Вторая стрела ударила в каменный панцирь Раваны. Тот с глухим стоном лопнул и рухнул грудой камней на землю.
И тогда Рама достал третью стрелу, стрелу, завещанную ему Агастьей. На конце её сверкал алмазный наконечник, тонкий, как змеиное жало. Рама натянул лук. Прозвенела тетива. Подобно светлому лучу, пронзила стрела воздух. Она впилась в грудь великана, нашла его сердце и ужалила его. Равана ахнул и повалился, подминая под себя деревья.
Долгий стон, который он издал, перелетел океан и сообщил всем людям, что самый могучий из ракшасов умер.
Тогда армия Сугривы с визгом и криками, потрясая копьями и палицами, кинулась на последний штурм Ланки. И ракшасы в ужасе бросились бежать, потому что впереди обезьян шли Рама и Лакшмана, а в воздухе, оглашая поле победными криками, летел торжествующий Хануман.
Конец истории Рамы и Ситы
По улицам, покрытым, как ковром, телами ракшасов, вступили в Ланку Рама и его товарищи.
— Но где же Сита? — повторял Рама, оглядывая пустынные дворцы.
Тогда Хануман, взлетев, помчался туда, где за каменной стеной в ашоковом саду прекрасная Сита с ужасом прислушивалась к тишине, которая сменила грохот сражения.

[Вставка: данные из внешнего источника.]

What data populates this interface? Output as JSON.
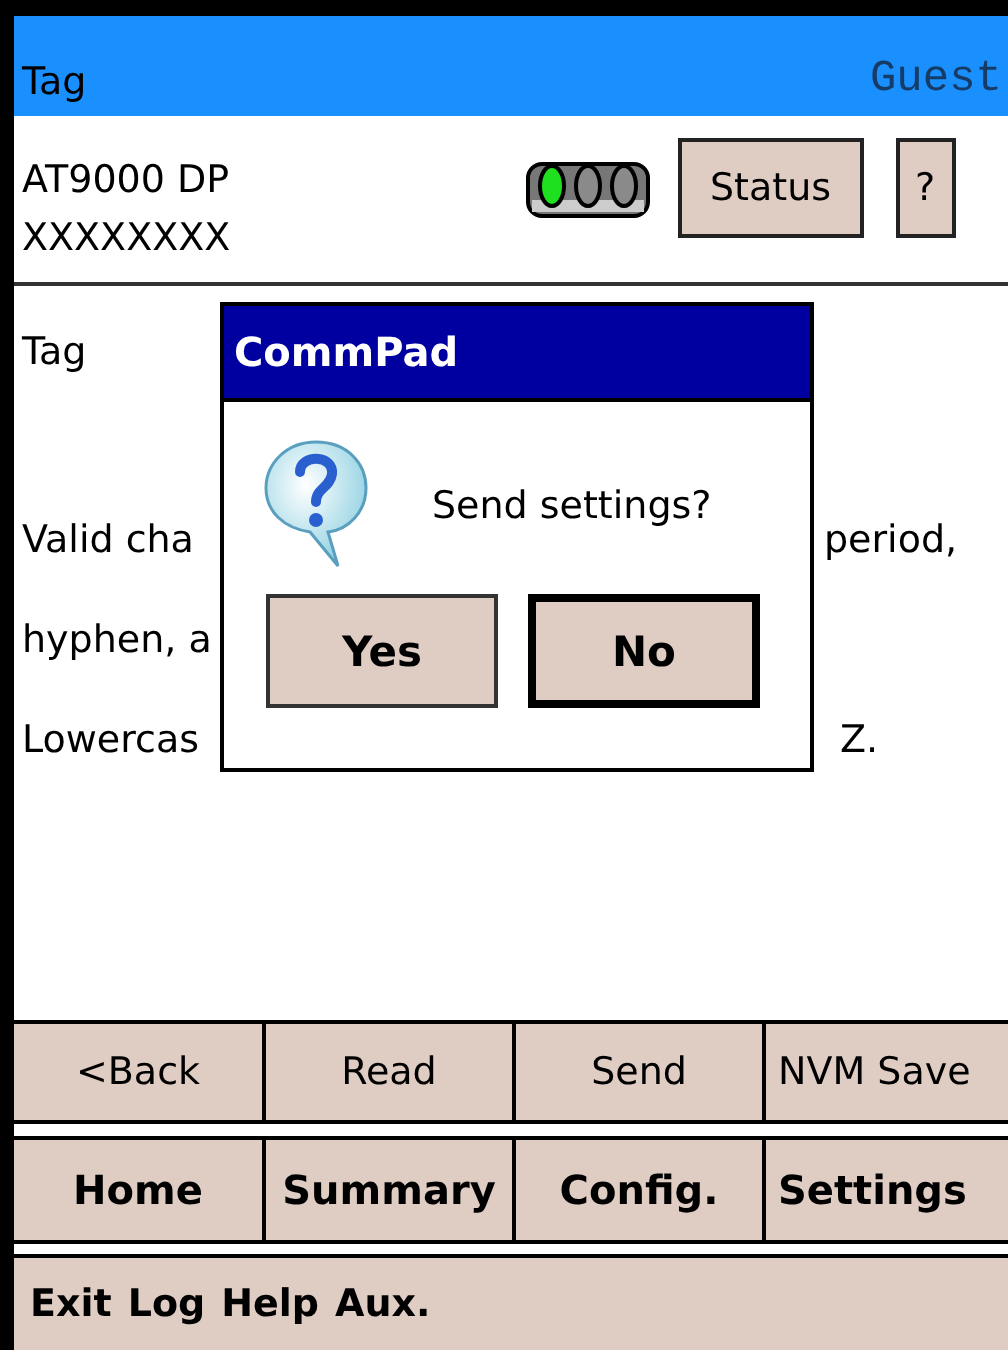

— Твой супруг ждёт тебя, госпожа! — сказала летающая обезьяна, низко склонясь перед Ситой. — Идём!
Печальным был путь прекрасной царевны через улицы поверженной Ланки. Жители с ужасом показывали на неё.
— Смотрите, — говорили они, — вот идёт та, из-за которой разрушен наш город и убиты тысячи тысяч. Это из-за неё стал безумным Равана, самый жестокий из правителей!
Слыша эти речи, Сита всё ниже опускала голову, и, когда Рама, увидя её, бросился навстречу, жестом остановила его.
— О супруг мой! — сказала она. — Я виновата перед тобой и перед народом трёх царств — людей, обезьян и ракшасов. Страсть, внушённая мною Раване, обернулась небывалой бедой. Да и обычай не позволяет тебе коснуться меня после того, как я была во дворце ракшаса. Только всеочищающий огонь, быть может, вновь соединит нас.
И она повелела слугам развести на площади перед дворцом большой костёр.
Молча отправились те в лес и принесли оттуда вязанки ароматного самшита и тонкие ветви бимбы. Они сложили их грудой перед дворцом, и Сита, попросив прощения у людей, взошла на костёр.